This is when insurers may reject Covid19 health insurance claim
There are multiple reasons relate to the Insurers May Reject Covid19 Claim health insurance claim.
There is a great spurt in claims across the industry owing to the ensuing Covid-19 pandemic
Though insurers have expedite claims and most of these are settle as well.
Due to coronavirus, various insurance policies covering COVID-19 have recently been launch.
Depending on the type of policy.
Policyholders can make insurance claims either through the cashless mode or the reimbursement.
In the latter case, the policyholder needs to pay for the expenses.
Get the expenses reimburse from the insurer by submitting the claim form.
Although there are multiple reasons relate to the rejection of covid19 health insurance policy claims.
Parag Raja, Managing Director and Chief Executive Officer.
Bharti AXA Life Insurance lists out the main reasons why a COVID claim may be disapprove:
In order to keep a policy active, a policyholder needs to pay a timely premium.
Failing to pay premiums on a timely basis leads to a policy lapse.
If death happens in this case then the life insurance company may deny the claim.
Non-disclosure of pre-existing diseases
If the policyholder has a serious pre-existing illness for e.g.
The insured was suffering from cancer prior to policy issuance and the same was not disclose while buying the policy.
Insurers may disapprove to honor the claim.
Many insurance firms have said they are primarily trying and settle all genuine claims.
If an insurance firm has reject a policy claim on unclear grounds, individuals can raise a complaint.
Mild Covid19 Symptoms
In many of the cases where Covid19 insurance claims are being reject.
Insurers said that patients were suffering from mild symptoms and that hospitalization was not needed.
Mild symptoms are cases where the CT value in the RT-PCR report was on the higher side.
However, experts are not happy with such rejections.
On Grounds of Comorbidities
Covid19-specific insurance claims are also being reject on grounds of pre-existing comorbidities.
Which indicate the presence of one or more additional illnesses along with Covid-19 claims.
While Comorbidities are cover under Corona Rakshak policy.
Insurers are rejecting many such claims.
So, in a situation where a patient needs hospitalization due to comorbidities that have been worsen or trigger by Covid-19, insurers are likely to reject the claim.
Insurers are denying such claims on the ground that patients have not been impact directly by Covid-19.

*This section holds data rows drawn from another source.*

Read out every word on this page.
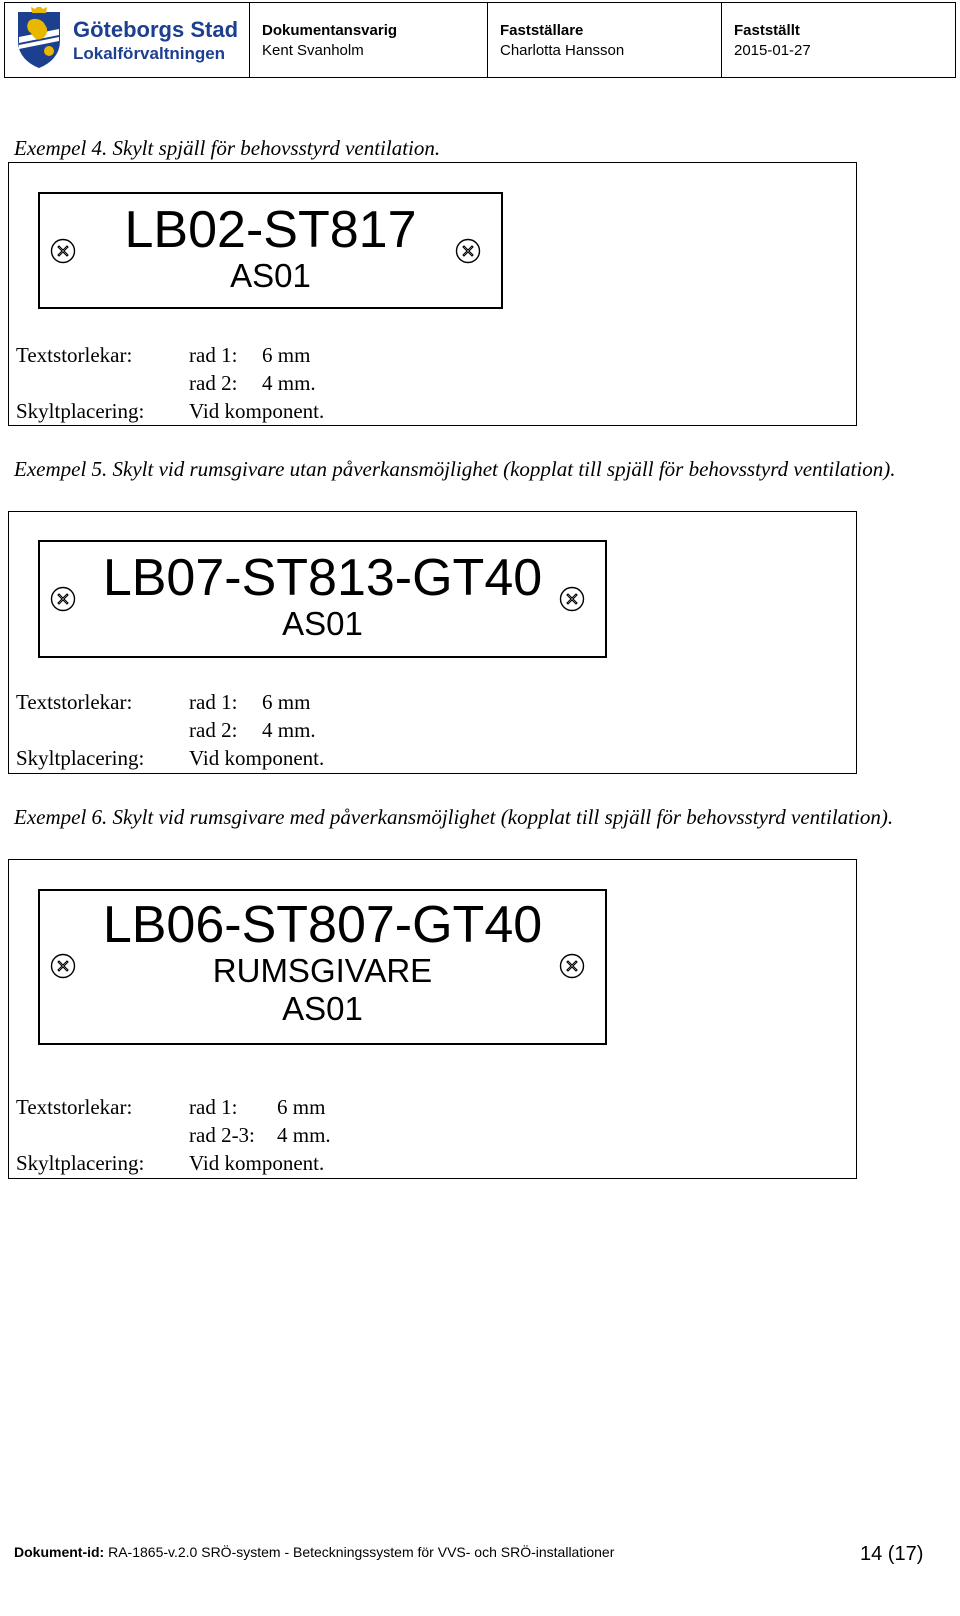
Göteborgs Stad
Lokalförvaltningen
Dokumentansvarig
Kent Svanholm
Fastställare
Charlotta Hansson
Fastställt
2015-01-27
Exempel 4. Skylt spjäll för behovsstyrd ventilation.
LB02-ST817
AS01
Textstorlekar:	rad 1: 6 mm
rad 2: 4 mm.
Skyltplacering: Vid komponent.
Exempel 5. Skylt vid rumsgivare utan påverkansmöjlighet (kopplat till spjäll för behovsstyrd ventilation).
LB07-ST813-GT40
AS01
Textstorlekar:	rad 1: 6 mm
rad 2: 4 mm.
Skyltplacering: Vid komponent.
Exempel 6. Skylt vid rumsgivare med påverkansmöjlighet (kopplat till spjäll för behovsstyrd ventilation).
LB06-ST807-GT40
RUMSGIVARE
AS01
Textstorlekar:	rad 1: 6 mm
rad 2-3: 4 mm.
Skyltplacering: Vid komponent.
Dokument-id: RA-1865-v.2.0 SRÖ-system - Beteckningssystem för VVS- och SRÖ-installationer	14 (17)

This has also raise concern among insurance experts.
Treatment at Home
While Corona Kavach specifically covers treatment of Covid-19 patients at home.
The purchase of self-help equipment such as pulse oximeter, nebulizer.
Oxygen cylinders, such claims are also being reject by insurance firms.
No concrete reasons are being given for such rejections.
Insurers seem to be dodging such claims due to no hospitalization.
This is contrary to the benefits that have been promise to Covid19-specific insurance policyholders.
Many insurers are also rejecting Covid19-specific claims by citing improper paperwork.
Insurers are now rejecting claims of policyholders as the insured person’s income does not justify his/her income loss of Rs 2.50 lakh.
Which is the sum offer under the Corona Rakshak policy.
Blaming Policyholders for ‘NEGLIGENCE’
Some insurance companies have even blame policyholders for not being careful as they came in contact with Covid-19 patients despite knowing the risk.
Such cases of rejections are mostly emerging where multiple members in a family have got infect.
Such ground for rejection could be challenge as it is impossible for most people in a family to avoid contact until a Covid-19 test has been conduct.
By the time test results come, there are chances that more members in a family have already been infect.
High Volume of Claims
A genuine reason for rejection could be the high volume of claims that insurers are receiving at the moment.
Insurance companies in India have been overwhelm over the past two months due to a high number of claims file by policyholders.
Many insurance firms have said they are struggling to deal with all claims as there were some cases where patients did not require hospitalization but still opted for it.
They also pinpoint cases where patients opted for hospitalization without consulting a doctor.
These are some claims that are being rejected by insurance firms.